Un rire, sombre et tranchant comme du verre brisé, a jailli de ma gorge.
« Ce que *je* vous ai fait subir ? »
J'ai fait un pas en avant, envahissant délibérément son espace personnel.
Instantanément, le souvenir m'a assaillie : l'odeur écœurante d'essence mêlée au goût métallique du sang.
Je me suis souvenue du son de mon téléphone sonnant dans l'épave. Je me suis souvenue d'avoir répondu, suppliant de l'aide, et d'entendre sa voix à l'autre bout du fil.
*Crève en silence, Ivy. J'ai un mariage où je dois aller.*
C'est ce qu'il avait dit avant de raccrocher. Il avait choisi la fête de fiançailles d'Ainsley plutôt que ma vie.
« Je n'ai rien simulé, Clayton. » Ma voix est tombée à un murmure dangereux. « Tu m'as dit d'aller en enfer. J'ai juste pris le chemin touristique pour revenir. »
Il a tressailli.
Pendant une fraction de seconde, la culpabilité a vacillé dans ses yeux, mais il l'a rapidement enterrée sous des couches de narcissisme bien rodé.
« C'était une nuit chaotique », a-t-il balbutié, son sang-froid se fissurant. « J'étais sous pression. La fusion avec ton père... Ainsley avait besoin de moi. »

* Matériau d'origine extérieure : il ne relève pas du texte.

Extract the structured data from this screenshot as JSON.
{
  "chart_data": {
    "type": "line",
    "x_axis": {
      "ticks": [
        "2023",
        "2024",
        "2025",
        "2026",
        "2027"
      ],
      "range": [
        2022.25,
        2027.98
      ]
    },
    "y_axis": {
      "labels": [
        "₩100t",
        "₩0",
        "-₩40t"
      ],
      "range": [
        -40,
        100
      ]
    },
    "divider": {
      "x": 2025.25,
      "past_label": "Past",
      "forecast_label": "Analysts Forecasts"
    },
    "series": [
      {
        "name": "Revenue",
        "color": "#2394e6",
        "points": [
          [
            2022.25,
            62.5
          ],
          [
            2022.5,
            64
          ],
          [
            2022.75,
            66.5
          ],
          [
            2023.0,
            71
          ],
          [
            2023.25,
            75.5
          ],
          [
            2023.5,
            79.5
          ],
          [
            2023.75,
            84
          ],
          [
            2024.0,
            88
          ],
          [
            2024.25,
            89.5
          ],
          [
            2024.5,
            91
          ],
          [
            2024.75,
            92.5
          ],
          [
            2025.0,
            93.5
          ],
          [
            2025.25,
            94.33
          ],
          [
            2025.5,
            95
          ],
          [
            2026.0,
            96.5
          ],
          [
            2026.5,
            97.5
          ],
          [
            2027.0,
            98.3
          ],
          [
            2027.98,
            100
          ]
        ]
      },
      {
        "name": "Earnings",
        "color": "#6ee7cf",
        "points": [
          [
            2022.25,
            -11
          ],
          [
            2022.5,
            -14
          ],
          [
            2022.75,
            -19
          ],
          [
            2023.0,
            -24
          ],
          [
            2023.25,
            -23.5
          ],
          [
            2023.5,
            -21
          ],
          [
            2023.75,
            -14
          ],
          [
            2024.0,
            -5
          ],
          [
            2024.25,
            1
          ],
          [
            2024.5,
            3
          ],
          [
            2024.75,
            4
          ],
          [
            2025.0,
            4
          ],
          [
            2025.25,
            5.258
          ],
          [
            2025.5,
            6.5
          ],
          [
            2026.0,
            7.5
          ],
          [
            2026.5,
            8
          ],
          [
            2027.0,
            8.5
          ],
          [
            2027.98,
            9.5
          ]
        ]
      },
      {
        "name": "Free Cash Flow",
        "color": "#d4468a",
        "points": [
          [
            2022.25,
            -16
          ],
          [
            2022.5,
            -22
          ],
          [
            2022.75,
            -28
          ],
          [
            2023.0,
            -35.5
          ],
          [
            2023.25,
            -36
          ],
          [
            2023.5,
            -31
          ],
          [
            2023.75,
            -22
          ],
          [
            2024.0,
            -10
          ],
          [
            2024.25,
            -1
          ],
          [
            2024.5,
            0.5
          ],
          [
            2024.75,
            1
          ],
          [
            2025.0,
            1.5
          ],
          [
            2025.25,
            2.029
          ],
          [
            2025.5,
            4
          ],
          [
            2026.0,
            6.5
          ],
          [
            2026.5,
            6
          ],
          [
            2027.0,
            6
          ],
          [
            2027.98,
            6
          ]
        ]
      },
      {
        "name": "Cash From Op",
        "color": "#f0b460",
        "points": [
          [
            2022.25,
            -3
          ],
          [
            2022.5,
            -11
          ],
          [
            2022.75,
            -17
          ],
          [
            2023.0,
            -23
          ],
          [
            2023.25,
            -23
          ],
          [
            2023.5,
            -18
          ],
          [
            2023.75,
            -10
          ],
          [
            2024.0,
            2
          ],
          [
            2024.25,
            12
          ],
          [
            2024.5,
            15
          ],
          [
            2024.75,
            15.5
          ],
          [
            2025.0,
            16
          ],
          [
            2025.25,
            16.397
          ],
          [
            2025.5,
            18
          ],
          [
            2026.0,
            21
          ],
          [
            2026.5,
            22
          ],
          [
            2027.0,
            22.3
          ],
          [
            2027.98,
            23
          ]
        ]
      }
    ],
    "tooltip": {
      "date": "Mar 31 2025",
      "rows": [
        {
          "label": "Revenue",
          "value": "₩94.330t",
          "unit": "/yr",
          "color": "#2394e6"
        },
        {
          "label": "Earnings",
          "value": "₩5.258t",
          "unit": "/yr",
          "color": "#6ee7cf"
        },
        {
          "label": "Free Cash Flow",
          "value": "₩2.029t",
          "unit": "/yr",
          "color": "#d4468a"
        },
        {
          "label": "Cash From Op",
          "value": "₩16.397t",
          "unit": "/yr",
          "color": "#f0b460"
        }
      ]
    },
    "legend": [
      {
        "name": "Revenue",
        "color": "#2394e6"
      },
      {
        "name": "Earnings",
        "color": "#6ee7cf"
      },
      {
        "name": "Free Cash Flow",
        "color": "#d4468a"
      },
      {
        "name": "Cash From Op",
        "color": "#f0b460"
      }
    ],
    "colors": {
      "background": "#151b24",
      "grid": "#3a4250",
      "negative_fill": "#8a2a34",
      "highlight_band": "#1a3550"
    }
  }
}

Il s'est redressé, essayant de regagner du terrain. « Tu as toujours été si dramatique, Ivy. Tu as probablement exagéré l'accident pour attirer l'attention. »
Le gaslighting. C'était sa langue maternelle.
Il y a cinq ans, cette phrase m'aurait mise à genoux, en pleurs et en excuses. Elle m'aurait fait douter de ma propre santé mentale.
Maintenant ? Ça m'ennuyait, tout simplement.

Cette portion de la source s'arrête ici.